The door stands ajar: an open invitation, or, perhaps, a threat. I breathe in, filling my lungs with chalky, choked
air. Untouched for six years now, the room beckons me. I breathe out.
The light hits the doorhandle just so, and for a second, it glimmers gold. As I stare, the door swings open—the work
of the wind, a ghostlike gust. I should shut it—I have every time before—but on her birthday? I step inside.
Her room is just as it was. It is not the perfect room of a dead girl; it is the messy room of a girl who once lived. Her
bed is undone, yet her sheets carry dust. On her bedside table, Othello lies open, spine cracked from long nights
reading. She was so excited to study Shakespeare in college. I cough, and it sounds too loud in a silent room.

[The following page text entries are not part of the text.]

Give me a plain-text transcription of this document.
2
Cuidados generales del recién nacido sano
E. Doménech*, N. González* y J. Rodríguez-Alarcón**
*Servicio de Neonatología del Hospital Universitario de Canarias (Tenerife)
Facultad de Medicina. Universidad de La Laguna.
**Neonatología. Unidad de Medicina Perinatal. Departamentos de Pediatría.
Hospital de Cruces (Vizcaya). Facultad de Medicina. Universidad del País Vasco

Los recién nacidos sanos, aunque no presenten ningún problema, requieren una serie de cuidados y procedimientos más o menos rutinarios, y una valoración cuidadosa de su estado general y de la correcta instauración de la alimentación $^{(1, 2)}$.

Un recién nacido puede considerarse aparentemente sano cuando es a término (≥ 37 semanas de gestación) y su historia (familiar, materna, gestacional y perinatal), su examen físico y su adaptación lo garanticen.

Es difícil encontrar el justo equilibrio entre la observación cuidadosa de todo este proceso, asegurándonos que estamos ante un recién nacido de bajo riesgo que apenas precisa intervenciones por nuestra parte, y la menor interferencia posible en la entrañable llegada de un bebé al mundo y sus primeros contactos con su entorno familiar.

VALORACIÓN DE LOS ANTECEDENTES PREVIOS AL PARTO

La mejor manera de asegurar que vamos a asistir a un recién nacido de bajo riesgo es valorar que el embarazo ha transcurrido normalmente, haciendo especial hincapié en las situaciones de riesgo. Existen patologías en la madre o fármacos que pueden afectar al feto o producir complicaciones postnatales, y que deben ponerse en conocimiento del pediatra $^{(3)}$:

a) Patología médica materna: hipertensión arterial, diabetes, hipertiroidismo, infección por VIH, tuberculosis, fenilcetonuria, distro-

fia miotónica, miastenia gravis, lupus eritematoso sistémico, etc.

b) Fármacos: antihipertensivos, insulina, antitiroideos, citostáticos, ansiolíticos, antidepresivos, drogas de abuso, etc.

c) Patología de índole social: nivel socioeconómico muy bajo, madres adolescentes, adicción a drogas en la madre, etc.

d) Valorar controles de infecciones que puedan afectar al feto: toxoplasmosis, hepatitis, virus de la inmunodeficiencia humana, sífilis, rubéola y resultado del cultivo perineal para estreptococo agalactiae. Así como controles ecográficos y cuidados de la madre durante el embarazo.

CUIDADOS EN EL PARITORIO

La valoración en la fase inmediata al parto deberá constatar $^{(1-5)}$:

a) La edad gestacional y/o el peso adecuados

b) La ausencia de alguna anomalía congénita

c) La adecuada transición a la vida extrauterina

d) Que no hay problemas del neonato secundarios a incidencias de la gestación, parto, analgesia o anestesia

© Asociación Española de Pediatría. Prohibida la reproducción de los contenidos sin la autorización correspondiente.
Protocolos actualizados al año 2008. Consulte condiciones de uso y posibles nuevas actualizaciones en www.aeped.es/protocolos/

Seeking balance, I trace the walls as I enter. They’re sticky, as if freshly painted, and I pull my hand away. My
fingertips are stained with blood—red paint. Everything in her room is some shade of red; every shade looks like
blood. My thumbnails dig into my stained skin, rushing to peel off the memories, replace her blood with my own.

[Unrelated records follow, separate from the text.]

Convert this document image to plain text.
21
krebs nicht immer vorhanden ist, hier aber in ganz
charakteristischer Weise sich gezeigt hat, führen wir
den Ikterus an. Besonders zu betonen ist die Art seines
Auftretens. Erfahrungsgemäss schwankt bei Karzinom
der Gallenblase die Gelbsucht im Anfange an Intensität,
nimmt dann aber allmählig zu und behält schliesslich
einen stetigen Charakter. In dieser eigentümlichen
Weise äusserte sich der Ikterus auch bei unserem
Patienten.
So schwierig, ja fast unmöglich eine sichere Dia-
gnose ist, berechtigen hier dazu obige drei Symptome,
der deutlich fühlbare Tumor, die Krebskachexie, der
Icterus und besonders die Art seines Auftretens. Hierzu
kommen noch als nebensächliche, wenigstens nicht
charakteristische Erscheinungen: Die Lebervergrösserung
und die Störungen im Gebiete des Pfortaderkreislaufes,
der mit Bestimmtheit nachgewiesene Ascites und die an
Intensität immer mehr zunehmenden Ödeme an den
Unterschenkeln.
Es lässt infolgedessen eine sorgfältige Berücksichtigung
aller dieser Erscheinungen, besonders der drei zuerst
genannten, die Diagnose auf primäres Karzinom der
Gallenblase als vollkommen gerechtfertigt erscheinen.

My foot tingles, my calf, my knee. I shake my leg, but whatever’s there holds fast. I look down into red spider eyes
as little fires erupt on my skin; Athena was her name, a birthday gift long forgotten. Her hairy legs halt on my mid-
thigh, and I stumble back toward the door, now shut. My sweaty palms beg the handle for mercy, but there is no mercy
for the guilty. The door is locked.
Athena tilts her head, posing a question I cannot answer. One smash of a book, and I could kill her, but who kills
their best friend’s pet?
Six years now, Athena has waited for revenge; six years too long, I have resisted. No longer.